En 1900 : l’Autrichien, Karl Landsteiner découvre la notion de différents groupes sanguins (ABO) en comparant le sang de différents sujets, tandis que Alfred von Decastello et Adriano Sturli découvrent le groupe AB en 19022. Jan Janský définit en premier la classification ABO. Il constate que le sang agglutine ou non avec les globules rouges des autres patients. La transfusion sanguine s’est donc développée rapidement et désormais la plupart des transfusions réussissent. Il obtient le prix Nobel de médecine en 1930. A noter que, en hommage à sa contribution à la transfusion sanguine, la date du 14 juin, jour de sa naissance, a été retenue par l’OMS pour célébrer la journée internationale du don de sang.


En 1910 : Georges Woolsey décrit le premier cas de maladie transmise par transfusion : le paludisme !
Il s’agissait d’un homme de 54 ans, habitant New-York, hospitalisé en septembre 1910 pour anémie pernicieuse connue depuis 3 ans. Le lendemain d'une transfusion, un tableau clinique d’hémolyse évoquant un accident par incompatibilité ABO est observé, mais l’examen minutieux du sang montre la présence de Plasmodium falciparum. Le donneur est à nouveau contrôlé et a été trouvé également porteur du parasite, mais sans signes d’hémolyse.

En 1911 : Les études de Hecktoen, de Schultz, et surtout celles de l'américain Reuben Ottenberg, démontrent qu'il faut tenir compte des groupes d'isoagglutination pour injecter du sang aux malades. Les groupes I, II, III, IV sont déterminés. Aujourd'hui, ils sont appelés AB, A, B, O.

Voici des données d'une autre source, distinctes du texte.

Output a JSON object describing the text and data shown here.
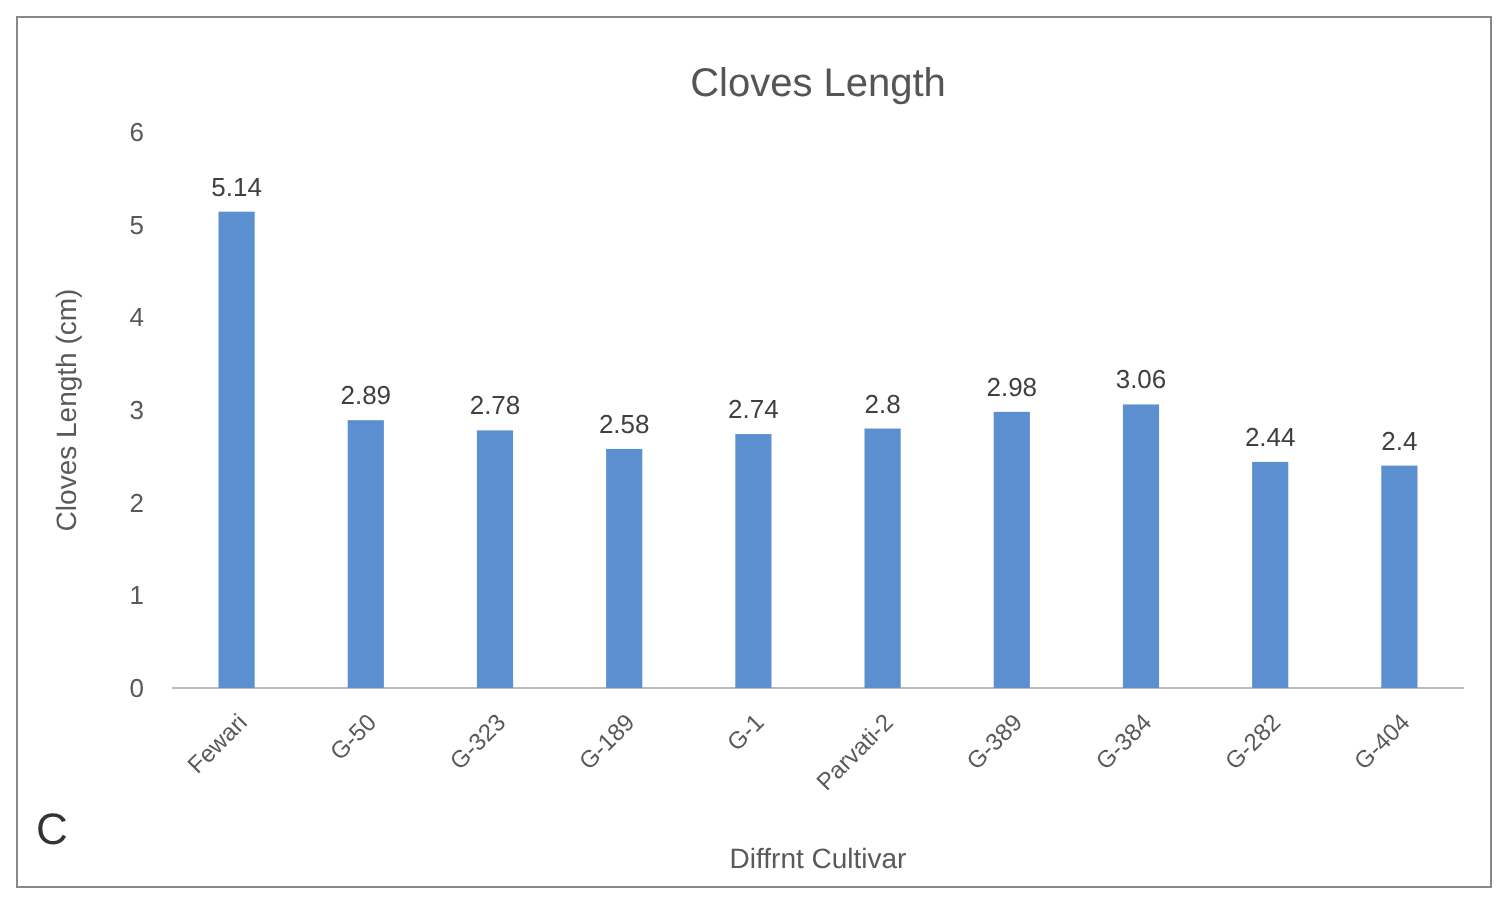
{
  "chart_data": {
    "type": "bar",
    "title": "Cloves Length",
    "xlabel": "Diffrnt Cultivar",
    "ylabel": "Cloves Length (cm)",
    "categories": [
      "Fewari",
      "G-50",
      "G-323",
      "G-189",
      "G-1",
      "Parvati-2",
      "G-389",
      "G-384",
      "G-282",
      "G-404"
    ],
    "values": [
      5.14,
      2.89,
      2.78,
      2.58,
      2.74,
      2.8,
      2.98,
      3.06,
      2.44,
      2.4
    ],
    "color": "#5b8fd0",
    "ylim": [
      0,
      6
    ],
    "yticks": [
      0,
      1,
      2,
      3,
      4,
      5,
      6
    ],
    "data_labels": true,
    "annotations": [
      "C"
    ]
  }
}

En 1914 : Albert Hustin, un médecin belge, fut le premier à utiliser les propriétés anticoagulantes du citrate de soude à l'usage de la transfusion. Ceci a permis sur les champs de bataille de dissocier le donneur du receveur. La conservation de ce sang "citraté" n'était que de 4 jours. Les techniques initiales furent rudimentaires.

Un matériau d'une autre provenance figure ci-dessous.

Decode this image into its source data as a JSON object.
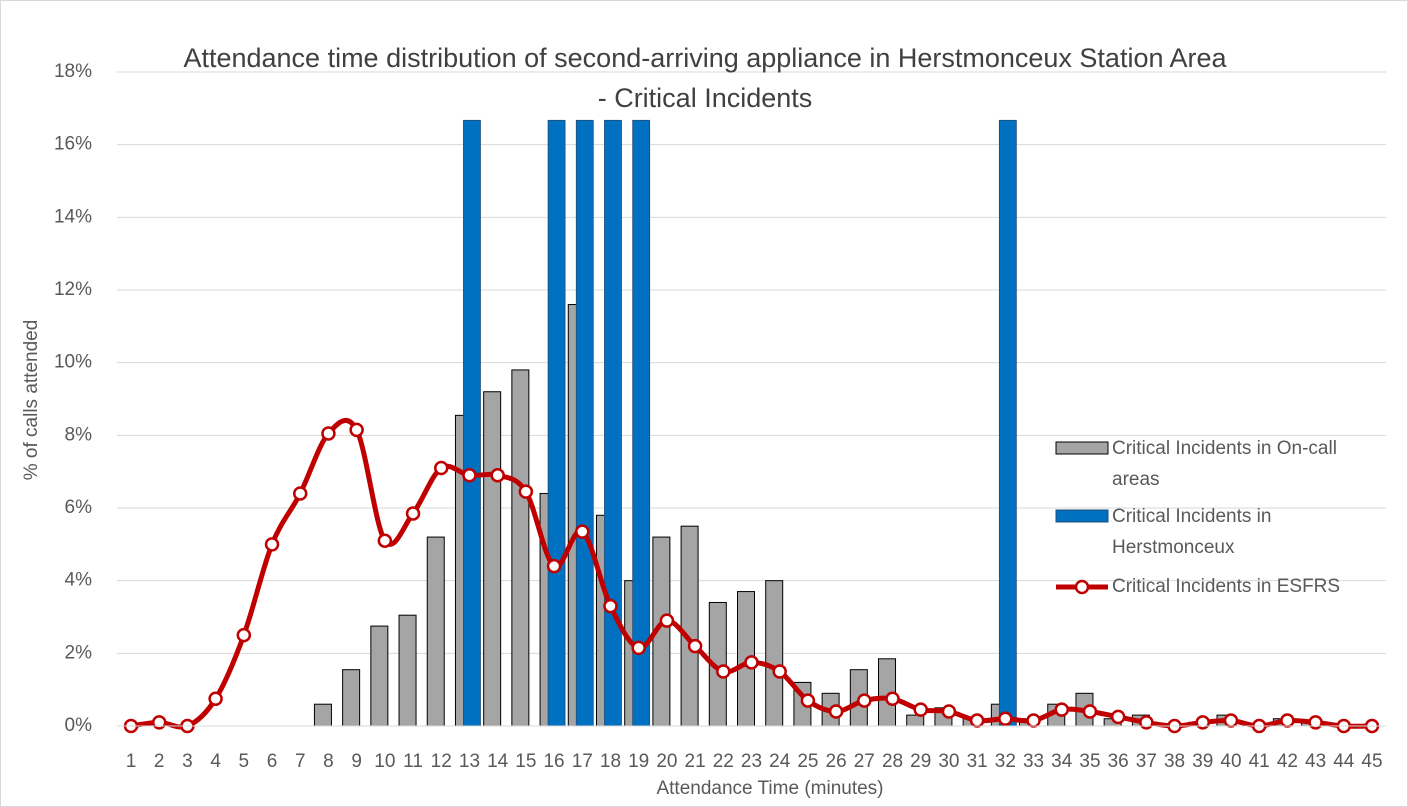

Le 16 Octobre 1914, à l’hôpital de Biarritz eu lieu la première transfusion sanguine directe (de bras à bras) de la 1ère guerre mondiale. Bien que la découverte de Landsteiner ne soit pas encore mise en application, cette transfusion se révéla une réussite et le soldat Isidore COLAS, un breton en convalescence à la suite d’une blessure à la jambe a sauvé, par le don de son sang, le Caporal Henri LEGRAIN du 45ème d’Infanterie, arrivé exsangue du Front. Chance inouïe, leurs deux groupes sanguins devaient être compatibles.

En 1916 : Peyton Rous et JosephTurner ont l'idée d'ajouter un sucre, le dextrose, pour augmenter la durée de conservation du sang. Mais ce sucre pose de gros problèmes lors de la stérilisation des flacons, dû à la caramélisation de celui-ci.

En 1918 : pendant la Première Guerre mondiale de nombreux progrès ont été faits en médecine et en particulier sur le sang. C’est pendant ces années que les premières « vraies » transfusions ont lieu à grande échelle (transfusions en tenant compte des groupes sanguins). Pendant cette période, coexistent la transfusion « historique », de bras à bras, et les débuts de la transfusion moderne, avec séparation de la phase de recueil du sang chez le donneur de la transfusion effective chez le patient.

En 1928 : Arnault Tzanck fonde le premier Centre de transfusion sanguine à l’hôpital Saint-Antoine, sous le nom d'Œuvre de la Transfusion Sanguine d’Urgence. Le centre réalisera 262 transfusions en 1929, 3.738 en 1932 et plus de 35.000 en 1948. Dès 1938, il étudie le problème de la conservation du sang.

En 1930 : Karl Landsteiner reçoit de prix Nobel de médecine pour sa découverte sur les groupes ABO.

En 1934 : A Bordeaux, Jeannerey et Ringebach sont les premier à préparer et à utiliser du sang conservé.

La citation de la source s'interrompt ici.